To run a KijiExpress job, you invoke a command of the following form:

express.py job \
    --user-jar=path/to/jar/containing/job \
    --job-name=org.MyKijiApp.MyJob \
    [--libjars=<list of JAR files, separated by colon>] \
    [--mode=local|hdfs] \
    [job-specific options]

The mode=hdfs flag indicates that KijiExpress should run the job against the Hadoop cluster versus in Cascading's local environment. The -libjars flag indicates additional JAR files needed to run the command.

  • Launching the KijiExpress shell

KijiExpress includes an interactive shell that can be used to execute KijiExpress flows. To launch the shell, you invoke a command of the following form:

express.py shell \
    [--libjars=<list of JAR files, separated by colon>] \
    [--mode=local|hdfs]

If the mode flag is set to 'hdfs', mode=hdfs, the shell will run jobs using Scalding's Hadoop mode. For normal usage against a hadoop cluster, this option should be used.

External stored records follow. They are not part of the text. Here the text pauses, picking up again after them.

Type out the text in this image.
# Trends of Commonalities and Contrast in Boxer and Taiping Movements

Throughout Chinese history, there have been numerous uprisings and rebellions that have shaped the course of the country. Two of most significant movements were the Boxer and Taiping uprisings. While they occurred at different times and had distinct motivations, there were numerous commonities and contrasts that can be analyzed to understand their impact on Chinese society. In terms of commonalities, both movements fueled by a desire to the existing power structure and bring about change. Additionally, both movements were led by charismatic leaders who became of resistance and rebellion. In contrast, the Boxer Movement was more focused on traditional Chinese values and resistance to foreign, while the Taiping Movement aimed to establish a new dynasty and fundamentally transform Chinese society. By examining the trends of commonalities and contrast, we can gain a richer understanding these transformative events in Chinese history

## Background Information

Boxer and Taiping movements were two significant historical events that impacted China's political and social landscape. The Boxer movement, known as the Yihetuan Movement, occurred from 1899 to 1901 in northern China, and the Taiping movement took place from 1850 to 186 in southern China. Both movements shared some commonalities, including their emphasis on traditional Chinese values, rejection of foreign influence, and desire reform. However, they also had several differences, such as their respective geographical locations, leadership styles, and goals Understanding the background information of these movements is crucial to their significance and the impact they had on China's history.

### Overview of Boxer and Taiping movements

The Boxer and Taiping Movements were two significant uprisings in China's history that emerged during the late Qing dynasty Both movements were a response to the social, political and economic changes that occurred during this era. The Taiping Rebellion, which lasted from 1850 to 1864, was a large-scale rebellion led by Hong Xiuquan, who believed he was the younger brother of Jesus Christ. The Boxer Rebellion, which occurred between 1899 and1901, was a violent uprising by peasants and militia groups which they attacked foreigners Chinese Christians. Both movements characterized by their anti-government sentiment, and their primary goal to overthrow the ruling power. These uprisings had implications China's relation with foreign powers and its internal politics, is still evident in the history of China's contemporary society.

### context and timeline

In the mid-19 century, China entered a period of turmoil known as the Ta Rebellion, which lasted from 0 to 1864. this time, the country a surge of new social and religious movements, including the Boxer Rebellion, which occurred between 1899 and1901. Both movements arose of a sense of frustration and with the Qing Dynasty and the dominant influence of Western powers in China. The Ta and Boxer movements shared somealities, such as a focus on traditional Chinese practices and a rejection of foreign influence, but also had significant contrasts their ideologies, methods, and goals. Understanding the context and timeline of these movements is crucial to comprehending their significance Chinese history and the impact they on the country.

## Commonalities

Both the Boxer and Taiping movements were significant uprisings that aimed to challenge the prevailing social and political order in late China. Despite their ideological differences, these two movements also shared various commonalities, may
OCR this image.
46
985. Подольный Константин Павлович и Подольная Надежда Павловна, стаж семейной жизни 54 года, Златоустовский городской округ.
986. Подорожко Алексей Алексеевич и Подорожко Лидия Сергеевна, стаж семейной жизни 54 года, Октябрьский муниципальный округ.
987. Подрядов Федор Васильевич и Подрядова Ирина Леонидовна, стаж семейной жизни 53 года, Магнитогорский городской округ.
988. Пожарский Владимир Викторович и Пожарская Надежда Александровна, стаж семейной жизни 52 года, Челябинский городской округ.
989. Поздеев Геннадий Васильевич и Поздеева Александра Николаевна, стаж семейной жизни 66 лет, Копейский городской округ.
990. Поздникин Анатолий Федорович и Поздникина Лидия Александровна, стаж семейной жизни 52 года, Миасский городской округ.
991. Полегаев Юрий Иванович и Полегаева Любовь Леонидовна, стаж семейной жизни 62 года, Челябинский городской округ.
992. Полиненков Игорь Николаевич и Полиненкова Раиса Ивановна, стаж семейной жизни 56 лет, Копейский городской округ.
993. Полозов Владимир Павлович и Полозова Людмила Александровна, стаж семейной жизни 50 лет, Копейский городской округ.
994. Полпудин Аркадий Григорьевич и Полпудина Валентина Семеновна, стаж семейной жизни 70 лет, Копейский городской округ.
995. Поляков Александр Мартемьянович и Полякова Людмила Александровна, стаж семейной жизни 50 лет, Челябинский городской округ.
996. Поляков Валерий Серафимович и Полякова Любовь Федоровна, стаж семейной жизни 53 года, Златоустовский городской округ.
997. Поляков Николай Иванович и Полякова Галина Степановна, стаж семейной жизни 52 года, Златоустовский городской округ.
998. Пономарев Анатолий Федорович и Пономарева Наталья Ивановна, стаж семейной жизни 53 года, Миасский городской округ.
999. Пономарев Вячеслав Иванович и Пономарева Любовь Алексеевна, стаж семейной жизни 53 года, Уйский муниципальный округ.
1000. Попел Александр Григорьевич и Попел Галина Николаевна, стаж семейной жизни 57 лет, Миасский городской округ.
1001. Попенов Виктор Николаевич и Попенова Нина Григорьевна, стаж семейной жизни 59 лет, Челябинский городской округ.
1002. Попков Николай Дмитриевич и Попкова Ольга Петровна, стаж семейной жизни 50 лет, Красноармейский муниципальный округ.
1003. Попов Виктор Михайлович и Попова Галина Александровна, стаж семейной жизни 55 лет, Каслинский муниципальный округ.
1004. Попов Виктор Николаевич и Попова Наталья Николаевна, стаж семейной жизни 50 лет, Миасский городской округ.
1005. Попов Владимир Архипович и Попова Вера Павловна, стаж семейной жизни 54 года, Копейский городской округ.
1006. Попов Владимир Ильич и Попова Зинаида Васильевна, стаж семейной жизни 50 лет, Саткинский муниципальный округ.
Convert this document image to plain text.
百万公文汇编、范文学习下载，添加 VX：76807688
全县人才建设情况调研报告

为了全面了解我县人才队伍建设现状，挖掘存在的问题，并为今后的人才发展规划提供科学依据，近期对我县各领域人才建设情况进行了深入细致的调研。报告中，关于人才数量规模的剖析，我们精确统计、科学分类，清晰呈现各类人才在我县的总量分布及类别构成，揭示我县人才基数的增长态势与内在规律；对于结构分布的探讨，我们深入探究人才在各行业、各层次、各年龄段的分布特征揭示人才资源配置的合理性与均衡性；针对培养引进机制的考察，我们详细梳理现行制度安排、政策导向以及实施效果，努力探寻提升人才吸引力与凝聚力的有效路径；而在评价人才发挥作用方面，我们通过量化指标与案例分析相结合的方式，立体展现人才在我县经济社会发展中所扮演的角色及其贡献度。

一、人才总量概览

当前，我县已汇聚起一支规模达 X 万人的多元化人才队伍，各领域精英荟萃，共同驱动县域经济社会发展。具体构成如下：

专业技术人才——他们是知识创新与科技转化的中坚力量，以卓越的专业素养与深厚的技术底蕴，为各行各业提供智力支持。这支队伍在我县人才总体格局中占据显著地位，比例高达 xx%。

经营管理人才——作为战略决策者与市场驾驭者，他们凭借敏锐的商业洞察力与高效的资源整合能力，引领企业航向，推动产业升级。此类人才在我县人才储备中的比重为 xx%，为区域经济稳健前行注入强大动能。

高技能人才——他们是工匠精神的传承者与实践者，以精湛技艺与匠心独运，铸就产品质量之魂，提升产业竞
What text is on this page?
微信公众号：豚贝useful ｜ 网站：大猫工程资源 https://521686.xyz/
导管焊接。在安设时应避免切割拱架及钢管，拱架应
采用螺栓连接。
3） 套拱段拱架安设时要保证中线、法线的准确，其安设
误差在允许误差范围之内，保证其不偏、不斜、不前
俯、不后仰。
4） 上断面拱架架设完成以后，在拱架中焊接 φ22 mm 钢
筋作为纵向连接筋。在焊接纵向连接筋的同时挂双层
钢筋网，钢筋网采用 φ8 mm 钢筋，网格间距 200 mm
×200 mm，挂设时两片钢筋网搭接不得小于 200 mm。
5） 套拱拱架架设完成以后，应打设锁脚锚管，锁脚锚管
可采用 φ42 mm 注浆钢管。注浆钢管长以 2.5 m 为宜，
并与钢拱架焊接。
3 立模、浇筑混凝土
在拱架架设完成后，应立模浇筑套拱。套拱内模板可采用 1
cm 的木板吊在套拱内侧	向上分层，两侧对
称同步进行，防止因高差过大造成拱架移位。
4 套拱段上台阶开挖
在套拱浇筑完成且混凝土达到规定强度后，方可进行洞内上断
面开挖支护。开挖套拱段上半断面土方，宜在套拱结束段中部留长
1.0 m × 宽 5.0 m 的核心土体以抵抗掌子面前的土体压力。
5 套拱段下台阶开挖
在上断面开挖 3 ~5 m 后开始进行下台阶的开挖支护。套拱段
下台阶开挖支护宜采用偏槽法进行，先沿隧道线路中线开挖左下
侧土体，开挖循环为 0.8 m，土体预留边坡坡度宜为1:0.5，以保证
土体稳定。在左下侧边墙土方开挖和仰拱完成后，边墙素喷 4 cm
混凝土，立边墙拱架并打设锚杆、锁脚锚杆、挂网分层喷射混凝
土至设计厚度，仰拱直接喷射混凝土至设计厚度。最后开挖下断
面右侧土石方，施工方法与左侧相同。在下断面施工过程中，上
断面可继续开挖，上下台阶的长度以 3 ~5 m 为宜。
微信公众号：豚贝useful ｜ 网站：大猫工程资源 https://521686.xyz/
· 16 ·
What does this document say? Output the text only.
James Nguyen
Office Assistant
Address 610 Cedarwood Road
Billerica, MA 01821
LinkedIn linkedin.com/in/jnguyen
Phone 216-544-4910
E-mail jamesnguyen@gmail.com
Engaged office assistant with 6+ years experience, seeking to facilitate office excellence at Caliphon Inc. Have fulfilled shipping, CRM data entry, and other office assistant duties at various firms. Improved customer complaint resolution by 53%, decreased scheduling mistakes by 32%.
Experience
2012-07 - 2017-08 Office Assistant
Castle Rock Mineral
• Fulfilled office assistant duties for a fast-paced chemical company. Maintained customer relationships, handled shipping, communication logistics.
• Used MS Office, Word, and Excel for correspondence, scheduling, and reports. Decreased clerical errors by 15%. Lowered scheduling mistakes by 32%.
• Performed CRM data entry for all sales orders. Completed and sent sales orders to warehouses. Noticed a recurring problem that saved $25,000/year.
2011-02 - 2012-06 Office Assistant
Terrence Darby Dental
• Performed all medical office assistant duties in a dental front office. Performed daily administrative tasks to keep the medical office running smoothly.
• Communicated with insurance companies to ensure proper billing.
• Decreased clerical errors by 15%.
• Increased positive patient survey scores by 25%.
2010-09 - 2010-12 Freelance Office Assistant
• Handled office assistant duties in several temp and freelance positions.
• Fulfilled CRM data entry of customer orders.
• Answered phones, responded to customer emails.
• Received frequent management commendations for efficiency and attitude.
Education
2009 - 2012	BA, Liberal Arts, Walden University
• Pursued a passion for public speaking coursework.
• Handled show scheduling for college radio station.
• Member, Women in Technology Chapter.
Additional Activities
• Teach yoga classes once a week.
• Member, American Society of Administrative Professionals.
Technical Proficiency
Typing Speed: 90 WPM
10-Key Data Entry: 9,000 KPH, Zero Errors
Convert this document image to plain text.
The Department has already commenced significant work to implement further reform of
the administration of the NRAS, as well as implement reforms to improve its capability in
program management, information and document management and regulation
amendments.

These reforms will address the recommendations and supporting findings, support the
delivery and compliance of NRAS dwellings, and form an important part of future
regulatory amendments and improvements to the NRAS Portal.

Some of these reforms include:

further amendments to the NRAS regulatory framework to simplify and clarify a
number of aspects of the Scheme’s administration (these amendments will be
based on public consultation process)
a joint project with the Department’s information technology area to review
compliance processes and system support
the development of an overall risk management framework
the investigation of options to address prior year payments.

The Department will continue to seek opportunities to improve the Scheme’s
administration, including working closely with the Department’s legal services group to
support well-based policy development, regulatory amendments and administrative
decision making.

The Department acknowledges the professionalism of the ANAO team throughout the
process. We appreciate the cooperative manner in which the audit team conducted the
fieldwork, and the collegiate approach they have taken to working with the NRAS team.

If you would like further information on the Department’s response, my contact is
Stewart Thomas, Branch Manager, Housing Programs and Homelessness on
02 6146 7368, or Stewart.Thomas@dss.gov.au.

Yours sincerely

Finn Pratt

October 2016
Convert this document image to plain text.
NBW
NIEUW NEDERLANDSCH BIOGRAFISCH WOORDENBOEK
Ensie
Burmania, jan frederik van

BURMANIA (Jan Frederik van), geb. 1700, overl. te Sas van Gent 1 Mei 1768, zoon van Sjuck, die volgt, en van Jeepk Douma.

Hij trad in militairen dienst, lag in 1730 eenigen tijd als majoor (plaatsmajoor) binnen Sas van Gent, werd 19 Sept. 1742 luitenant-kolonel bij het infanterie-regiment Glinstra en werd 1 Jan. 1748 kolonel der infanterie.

If the -libjars flag is nonempty, the jar files specified will be placed on the classpath. This is helpful if you are using external libraries or have compiled avro classes.

To execute multi-line statements in the shell, use paste mode. This can be used to execute existing KijiExpress code. To start paste mode, enter the following command into a running KijiExpress shell:

:set paste

Type Ctrl+D to end paste mode and execute the entered code.